Он перестал читать, потому что услышал по радио первые звуки песни Синатры «Очарован, взволнован, смущен».
— Хочу танцевать, — сказал Коулмен. — Давайте вместе.
Я рассмеялся. Нет, это был совсем уже не тот неистовый, обозленный, ощеренный мститель времен «Духов», отчужденный от жизни и бешено ее атакующий, — это был даже не другой человек. Это была другая душа. Юношеская, если хотите. Я тогда ясно представил себе — по письму Стины и по читающему его голому выше пояса Коулмену, — каким Коулмен Силк некогда был. До того, как он стал деканом-революционером, до того, как он стал серьезным профессором античной словесности, и задолго до того, как он стал парией Афина-колледжа, он был юношей не только усидчивым, но еще и обаятельным, соблазнительным. Легко возбудимым. Озорным. Чуточку даже демоническим — этаким козлоногим Паном со вздернутым носом. Давно, во время оно — до того, как серьезные вещи полностью взяли верх.
— Дочитайте сперва письмо, — ответил я на приглашение к танцу. — Что она дальше пишет?
— За три месяца до нашего знакомства она приехала из Миннесоты. Я просто спустился в метро один и поднялся с ней. Вот он вам, сорок восьмой во всей красе. — Он снова обратился к письму. — «Я была страшно увлечена тобой, но боялась, что ты сочтешь меня слишком юной, сочтешь неинтересной среднезападной провинциалкой, и, кроме того, ты встречался тогда с какой-то „умненькой очаровашкой“, правда, с хитрой улыбкой сказал мне: „Мы вряд ли поженимся“. Я спросила: почему? Своим ответом — „Боюсь, мне станет скучно“ — ты добился того, что я делала все, лишь бы ты со мной не скучал, и даже пропадала на время, чтобы тебе не надоедать. Ну вот и все. Довольно. Я не должна тебе докучать. Обещаю, что больше не стану. Будь счастлив. Будь счастлив. Будь счастлив. Со всей нежностью, Стина».
— Что ж, — сказал я, — вот он вам, сорок восьмой во всей красе.
— Теперь танцевать.
— Только не пойте мне в ухо.
— Вставайте же наконец.
Я подумал — а что, чем черт не шутит, мы оба скоро сыграем в ящик, — и я встал, и на веранде мы с Коулменом Силком начали танцевать фокстрот. Он вел, а я, как мог, слушался. Мне вспомнилось, как он ворвался в мой кабинет, только-только договорившись в похоронном бюро о погребении Айрис, и, вне себя от горя и гнева, заявил, что я должен написать книгу обо всех невероятных нелепостях его «дела», кульминацией которого стало убийство его жены. Можно было подумать, что никогда больше этот человек не соблазнится глупостями жизни, что все игривое и легкое в нем уничтожено и утрачено наряду с профессиональной карьерой, репутацией и внушающей почтение женой. Я видел его в тот день, когда ее труп лежал еще теплый, и, может быть, именно поэтому мне даже в голову не пришло посмеяться и дать ему возможность, если хочет, танцевать на веранде в одиночку — просто посмеяться, посидеть и получить удовольствие от зрелища; может быть, именно поэтому я встал, дал ему руку и позволил мечтательно водить меня, приобняв за спину, по старому, вымощенному голубоватым песчаником полу.

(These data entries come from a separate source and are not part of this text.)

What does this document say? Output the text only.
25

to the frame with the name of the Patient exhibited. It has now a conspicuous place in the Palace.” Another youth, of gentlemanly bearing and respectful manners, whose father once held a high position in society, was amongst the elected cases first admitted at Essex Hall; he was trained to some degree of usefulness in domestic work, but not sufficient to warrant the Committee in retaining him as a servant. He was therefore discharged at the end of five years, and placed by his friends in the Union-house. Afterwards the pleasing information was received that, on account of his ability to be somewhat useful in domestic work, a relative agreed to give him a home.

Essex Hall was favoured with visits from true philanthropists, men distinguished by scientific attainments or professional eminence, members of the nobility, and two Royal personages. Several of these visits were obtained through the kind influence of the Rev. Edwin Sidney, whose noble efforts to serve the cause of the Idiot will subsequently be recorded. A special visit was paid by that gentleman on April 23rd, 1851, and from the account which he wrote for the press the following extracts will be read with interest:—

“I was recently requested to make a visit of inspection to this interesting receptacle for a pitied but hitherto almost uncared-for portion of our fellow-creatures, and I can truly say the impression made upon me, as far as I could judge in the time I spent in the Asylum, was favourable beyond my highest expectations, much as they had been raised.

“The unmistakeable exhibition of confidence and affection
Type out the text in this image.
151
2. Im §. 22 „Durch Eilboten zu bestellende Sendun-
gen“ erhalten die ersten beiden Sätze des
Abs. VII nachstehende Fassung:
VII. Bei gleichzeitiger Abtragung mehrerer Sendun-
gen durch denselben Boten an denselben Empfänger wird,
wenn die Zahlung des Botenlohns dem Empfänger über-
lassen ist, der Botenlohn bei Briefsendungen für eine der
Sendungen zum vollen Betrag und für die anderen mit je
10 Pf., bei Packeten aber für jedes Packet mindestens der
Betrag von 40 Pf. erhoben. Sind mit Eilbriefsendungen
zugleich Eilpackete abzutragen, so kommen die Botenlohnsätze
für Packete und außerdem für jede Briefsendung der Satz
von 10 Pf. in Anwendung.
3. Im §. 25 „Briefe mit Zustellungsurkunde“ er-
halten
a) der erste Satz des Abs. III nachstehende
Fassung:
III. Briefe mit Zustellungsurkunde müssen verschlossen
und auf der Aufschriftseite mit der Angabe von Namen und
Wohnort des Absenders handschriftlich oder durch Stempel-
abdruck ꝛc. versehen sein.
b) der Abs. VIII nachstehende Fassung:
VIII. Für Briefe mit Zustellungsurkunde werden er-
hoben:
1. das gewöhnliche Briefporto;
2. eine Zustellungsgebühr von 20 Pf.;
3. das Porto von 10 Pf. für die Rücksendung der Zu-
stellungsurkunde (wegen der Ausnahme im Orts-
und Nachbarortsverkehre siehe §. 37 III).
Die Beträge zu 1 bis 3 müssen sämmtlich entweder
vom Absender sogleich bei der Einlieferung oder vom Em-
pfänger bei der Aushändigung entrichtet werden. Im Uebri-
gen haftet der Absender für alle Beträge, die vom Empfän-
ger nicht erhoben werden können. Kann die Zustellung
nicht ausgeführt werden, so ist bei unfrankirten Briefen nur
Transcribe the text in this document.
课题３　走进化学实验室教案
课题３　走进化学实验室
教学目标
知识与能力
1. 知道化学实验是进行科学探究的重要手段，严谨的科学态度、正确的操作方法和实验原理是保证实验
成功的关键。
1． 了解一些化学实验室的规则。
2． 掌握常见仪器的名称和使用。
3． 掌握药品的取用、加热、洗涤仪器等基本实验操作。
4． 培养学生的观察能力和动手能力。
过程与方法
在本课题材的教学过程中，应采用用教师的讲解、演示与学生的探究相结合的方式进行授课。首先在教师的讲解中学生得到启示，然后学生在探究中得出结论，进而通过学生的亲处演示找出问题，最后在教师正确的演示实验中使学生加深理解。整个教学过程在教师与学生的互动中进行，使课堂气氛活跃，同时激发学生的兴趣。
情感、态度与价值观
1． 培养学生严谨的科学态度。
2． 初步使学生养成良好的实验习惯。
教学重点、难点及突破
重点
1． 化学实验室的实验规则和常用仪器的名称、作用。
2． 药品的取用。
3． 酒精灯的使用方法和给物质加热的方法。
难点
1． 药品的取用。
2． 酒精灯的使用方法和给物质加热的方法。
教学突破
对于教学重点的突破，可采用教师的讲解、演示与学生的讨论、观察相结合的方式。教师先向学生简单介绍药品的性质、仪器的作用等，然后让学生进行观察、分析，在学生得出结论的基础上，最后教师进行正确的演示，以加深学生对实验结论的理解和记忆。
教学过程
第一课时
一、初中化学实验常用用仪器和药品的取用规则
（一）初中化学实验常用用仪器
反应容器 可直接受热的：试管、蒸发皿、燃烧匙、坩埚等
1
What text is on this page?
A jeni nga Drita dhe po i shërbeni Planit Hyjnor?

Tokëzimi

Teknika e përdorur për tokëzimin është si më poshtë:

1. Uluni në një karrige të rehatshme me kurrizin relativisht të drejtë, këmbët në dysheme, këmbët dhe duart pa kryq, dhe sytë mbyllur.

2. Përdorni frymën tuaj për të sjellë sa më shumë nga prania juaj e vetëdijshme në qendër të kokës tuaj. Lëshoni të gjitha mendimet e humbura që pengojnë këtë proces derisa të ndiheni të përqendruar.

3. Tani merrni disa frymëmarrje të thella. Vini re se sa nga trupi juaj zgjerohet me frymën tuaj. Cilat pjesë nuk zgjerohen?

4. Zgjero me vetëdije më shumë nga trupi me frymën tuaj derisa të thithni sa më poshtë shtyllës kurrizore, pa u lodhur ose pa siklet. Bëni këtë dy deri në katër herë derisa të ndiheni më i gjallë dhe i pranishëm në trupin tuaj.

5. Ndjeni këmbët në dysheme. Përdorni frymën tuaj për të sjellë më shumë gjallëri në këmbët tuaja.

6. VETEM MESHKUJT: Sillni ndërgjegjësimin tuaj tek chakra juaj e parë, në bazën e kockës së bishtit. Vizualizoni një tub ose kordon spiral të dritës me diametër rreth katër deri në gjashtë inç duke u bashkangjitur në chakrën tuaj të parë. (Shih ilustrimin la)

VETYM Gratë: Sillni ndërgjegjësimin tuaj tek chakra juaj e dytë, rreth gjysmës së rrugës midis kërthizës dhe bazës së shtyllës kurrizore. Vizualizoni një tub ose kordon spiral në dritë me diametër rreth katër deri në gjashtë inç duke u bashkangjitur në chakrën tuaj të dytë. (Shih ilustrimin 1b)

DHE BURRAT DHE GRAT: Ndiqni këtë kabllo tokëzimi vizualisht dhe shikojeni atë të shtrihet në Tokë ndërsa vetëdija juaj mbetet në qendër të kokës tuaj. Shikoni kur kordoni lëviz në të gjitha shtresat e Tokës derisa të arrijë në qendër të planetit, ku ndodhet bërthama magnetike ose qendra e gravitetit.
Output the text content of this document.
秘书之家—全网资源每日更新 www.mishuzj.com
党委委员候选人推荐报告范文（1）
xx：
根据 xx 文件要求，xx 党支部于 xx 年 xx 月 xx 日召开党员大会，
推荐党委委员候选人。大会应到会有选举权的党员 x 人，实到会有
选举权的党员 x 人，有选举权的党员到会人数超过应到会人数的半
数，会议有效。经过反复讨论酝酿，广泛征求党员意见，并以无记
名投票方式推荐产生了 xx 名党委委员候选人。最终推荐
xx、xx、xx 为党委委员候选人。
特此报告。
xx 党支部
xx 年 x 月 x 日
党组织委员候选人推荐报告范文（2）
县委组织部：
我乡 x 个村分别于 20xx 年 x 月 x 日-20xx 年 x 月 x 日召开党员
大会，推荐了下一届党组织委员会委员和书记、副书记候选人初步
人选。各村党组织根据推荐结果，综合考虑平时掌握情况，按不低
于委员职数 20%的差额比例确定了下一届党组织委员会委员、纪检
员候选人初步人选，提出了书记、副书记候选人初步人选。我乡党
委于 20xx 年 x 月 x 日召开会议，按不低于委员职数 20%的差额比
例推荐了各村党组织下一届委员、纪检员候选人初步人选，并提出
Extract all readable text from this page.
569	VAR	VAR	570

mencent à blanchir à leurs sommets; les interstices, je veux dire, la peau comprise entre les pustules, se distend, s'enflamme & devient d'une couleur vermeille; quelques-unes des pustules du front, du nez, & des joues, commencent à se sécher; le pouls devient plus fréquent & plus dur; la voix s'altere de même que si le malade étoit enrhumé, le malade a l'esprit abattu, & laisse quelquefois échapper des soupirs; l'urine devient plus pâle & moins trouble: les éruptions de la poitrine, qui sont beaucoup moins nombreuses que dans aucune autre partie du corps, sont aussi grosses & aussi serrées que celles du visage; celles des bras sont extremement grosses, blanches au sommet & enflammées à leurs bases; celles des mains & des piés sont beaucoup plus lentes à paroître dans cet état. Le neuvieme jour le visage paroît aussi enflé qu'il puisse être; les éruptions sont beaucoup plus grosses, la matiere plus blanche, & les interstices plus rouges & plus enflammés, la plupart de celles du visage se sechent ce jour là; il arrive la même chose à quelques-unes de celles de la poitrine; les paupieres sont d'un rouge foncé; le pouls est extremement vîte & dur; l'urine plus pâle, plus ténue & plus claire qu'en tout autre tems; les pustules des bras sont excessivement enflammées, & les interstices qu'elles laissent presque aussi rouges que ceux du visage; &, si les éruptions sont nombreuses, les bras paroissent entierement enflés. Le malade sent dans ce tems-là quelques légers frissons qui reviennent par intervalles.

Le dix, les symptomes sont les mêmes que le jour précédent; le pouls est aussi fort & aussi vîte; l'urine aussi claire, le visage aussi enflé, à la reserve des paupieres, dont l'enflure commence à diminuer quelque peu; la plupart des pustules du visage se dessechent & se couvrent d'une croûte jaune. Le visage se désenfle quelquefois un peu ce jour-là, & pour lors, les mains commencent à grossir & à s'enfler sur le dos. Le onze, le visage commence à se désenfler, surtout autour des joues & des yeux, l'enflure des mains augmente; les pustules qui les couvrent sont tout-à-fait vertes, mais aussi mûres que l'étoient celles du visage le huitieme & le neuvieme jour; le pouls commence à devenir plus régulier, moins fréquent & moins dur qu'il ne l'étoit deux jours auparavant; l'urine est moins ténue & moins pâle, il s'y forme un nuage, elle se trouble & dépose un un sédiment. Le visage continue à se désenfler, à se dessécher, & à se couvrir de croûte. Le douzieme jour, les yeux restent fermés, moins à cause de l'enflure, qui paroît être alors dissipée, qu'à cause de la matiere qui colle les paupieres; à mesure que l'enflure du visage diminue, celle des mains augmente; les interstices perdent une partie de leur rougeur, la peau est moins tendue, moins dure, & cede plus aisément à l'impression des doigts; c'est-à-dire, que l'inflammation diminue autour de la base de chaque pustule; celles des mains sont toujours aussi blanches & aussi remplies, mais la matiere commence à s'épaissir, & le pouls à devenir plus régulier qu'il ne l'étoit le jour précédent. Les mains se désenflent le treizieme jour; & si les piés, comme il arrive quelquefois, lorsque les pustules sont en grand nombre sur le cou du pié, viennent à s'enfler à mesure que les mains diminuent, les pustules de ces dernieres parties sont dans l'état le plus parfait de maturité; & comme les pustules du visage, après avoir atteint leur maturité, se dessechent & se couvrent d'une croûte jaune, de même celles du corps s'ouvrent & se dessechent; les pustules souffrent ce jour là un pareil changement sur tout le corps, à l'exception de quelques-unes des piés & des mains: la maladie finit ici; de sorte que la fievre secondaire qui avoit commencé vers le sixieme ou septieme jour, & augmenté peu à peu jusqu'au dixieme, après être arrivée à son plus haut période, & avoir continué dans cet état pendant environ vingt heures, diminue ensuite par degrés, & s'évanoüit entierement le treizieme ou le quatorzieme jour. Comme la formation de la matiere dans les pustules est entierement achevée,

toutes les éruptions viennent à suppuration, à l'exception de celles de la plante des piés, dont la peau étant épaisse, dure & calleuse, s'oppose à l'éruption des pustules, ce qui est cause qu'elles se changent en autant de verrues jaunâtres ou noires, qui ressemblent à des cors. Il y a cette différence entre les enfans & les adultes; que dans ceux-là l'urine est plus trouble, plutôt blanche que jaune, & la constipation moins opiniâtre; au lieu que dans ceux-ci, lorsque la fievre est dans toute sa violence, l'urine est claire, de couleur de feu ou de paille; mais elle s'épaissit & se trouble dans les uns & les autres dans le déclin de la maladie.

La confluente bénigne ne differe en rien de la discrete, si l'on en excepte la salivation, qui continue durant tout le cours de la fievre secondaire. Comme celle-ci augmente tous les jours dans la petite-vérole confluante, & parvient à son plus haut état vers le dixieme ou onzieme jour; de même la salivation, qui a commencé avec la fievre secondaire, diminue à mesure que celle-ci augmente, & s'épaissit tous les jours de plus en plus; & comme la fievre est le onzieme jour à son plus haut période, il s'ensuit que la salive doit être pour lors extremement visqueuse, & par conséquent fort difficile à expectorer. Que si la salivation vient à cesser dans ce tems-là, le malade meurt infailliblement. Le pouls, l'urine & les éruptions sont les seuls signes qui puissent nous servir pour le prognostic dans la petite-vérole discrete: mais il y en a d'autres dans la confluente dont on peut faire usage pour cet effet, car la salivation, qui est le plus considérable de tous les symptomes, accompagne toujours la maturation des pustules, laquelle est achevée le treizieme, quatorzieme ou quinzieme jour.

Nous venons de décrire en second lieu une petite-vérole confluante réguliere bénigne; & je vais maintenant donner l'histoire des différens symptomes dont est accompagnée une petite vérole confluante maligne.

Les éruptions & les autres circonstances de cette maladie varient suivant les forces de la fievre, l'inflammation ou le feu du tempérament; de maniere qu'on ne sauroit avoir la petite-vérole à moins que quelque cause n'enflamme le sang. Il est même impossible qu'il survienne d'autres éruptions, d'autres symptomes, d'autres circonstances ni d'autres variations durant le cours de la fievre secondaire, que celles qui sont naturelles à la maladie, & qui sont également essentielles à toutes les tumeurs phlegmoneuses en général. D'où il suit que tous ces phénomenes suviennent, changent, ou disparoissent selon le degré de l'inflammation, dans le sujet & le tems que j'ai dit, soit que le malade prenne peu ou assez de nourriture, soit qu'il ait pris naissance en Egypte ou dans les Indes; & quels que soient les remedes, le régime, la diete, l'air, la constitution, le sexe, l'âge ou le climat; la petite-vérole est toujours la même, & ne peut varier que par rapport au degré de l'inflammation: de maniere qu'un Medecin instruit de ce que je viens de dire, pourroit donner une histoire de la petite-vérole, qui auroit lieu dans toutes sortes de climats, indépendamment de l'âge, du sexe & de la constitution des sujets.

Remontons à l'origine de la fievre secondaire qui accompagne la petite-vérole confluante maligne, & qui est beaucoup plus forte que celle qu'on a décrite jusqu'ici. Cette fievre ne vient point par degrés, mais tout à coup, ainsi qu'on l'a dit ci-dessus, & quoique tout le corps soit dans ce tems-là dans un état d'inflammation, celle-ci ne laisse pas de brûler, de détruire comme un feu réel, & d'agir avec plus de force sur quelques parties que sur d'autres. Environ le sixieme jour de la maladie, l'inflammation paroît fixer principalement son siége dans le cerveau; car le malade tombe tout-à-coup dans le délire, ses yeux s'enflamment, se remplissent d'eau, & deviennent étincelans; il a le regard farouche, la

— Надеюсь, никто из блюстителей порядка сюда не явится, — сказал я.
— Я тоже надеюсь, — отозвался он. — Нам же не надо, чтобы кто-нибудь похлопал меня по плечу со словами: «Теперь моя очередь».
Мы танцевали и танцевали. Откровенно плотского здесь ничего не было — и все же, поскольку Коулмен был в одних джинсовых шортах и моя рука мягко лежала на его теплой спине, как могла лежать на спине, скажем, собаки или лошади, здесь чувствовалось не только притворство, не только пародия. В том, как он водил меня туда-сюда по каменному полу, ощущалась некая полусерьезная-полушутливая искренность, не говоря уже о бездумной клоунской радости простого бытия — радости от того, что ты волей случая, беспричинно жив, радости ребенка, который научился вывести мотивчик с помощью расчески и туалетной бумаги.
Потом мы сели, и тогда-то Коулмен сказал мне про другую женщину.
— А знаете, Натан, — ведь у меня роман. Роман с женщиной тридцати четырех лет. Как это на меня подействовало — описать не могу.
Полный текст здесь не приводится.